31 March 2016, The Tablet

At Easter, newspapers often reach for a bishop to say something


 

My local supermarket had signs up advertising the date of Easter throughout Lent, as it did for Halloween on stacks of pumpkins last autumn. But The Daily Telegraph reported a perhaps, um, confected row about Easter eggs. Consumers had criticised Cadbury on Twitter for leaving the word Easter off Easter eggs. “There’s no policy to remove ‘Easter’,” came a reply from the company. “It’s still mentioned on the back.” A priest from Nottinghamshire tweeted: “Easter on the back? Jolly decent of you.”

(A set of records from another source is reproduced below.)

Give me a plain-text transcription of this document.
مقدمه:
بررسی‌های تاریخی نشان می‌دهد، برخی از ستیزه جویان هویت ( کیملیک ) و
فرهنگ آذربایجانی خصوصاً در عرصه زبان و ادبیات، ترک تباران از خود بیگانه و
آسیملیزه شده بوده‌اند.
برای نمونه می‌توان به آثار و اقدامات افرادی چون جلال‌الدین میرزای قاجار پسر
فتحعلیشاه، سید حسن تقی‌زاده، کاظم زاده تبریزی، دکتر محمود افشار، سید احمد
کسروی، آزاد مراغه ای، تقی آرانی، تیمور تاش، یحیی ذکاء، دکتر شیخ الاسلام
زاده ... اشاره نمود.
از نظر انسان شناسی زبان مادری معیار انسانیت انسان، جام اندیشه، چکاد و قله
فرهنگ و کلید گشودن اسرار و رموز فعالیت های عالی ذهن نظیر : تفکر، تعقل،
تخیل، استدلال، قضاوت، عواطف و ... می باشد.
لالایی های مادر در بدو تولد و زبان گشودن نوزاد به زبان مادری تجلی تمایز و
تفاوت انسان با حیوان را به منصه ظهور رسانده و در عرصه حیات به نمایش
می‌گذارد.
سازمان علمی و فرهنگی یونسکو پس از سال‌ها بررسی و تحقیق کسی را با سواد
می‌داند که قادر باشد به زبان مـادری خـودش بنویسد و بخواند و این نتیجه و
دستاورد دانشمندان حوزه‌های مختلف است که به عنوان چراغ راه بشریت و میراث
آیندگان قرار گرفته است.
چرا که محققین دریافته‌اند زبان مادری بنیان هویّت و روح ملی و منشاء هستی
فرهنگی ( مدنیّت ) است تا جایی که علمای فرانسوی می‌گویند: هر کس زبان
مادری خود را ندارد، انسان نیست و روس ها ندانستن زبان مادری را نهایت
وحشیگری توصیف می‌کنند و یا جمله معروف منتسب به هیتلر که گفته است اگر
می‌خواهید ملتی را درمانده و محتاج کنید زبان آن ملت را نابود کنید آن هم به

At Easter, newspapers often reach for a bishop to say something. George Carey, “a former Archbishop of Canterbury”, told the readers of The Sunday Telegraph that non-Muslims must encourage “a moderate reforming and secularising Islam”. Secularising? A funny function for a religion The Fleet Street tendency is to use establishment names, lest papers seem sectarian. Cardinal Vincent Nichols did get a look-in, though, as the first of 21 “prominent Christians” (along with the ex-chaplain to the England cricket team, the emeritus vicar of St George’s, Baghdad, and someone else who was billed in error as the emeritus vicar of St George’s, Baghdad, but was in fact the former secretary general of the Methodist Church) in an Easter round-up on pages 88 and 89 of The Times on Holy Saturday.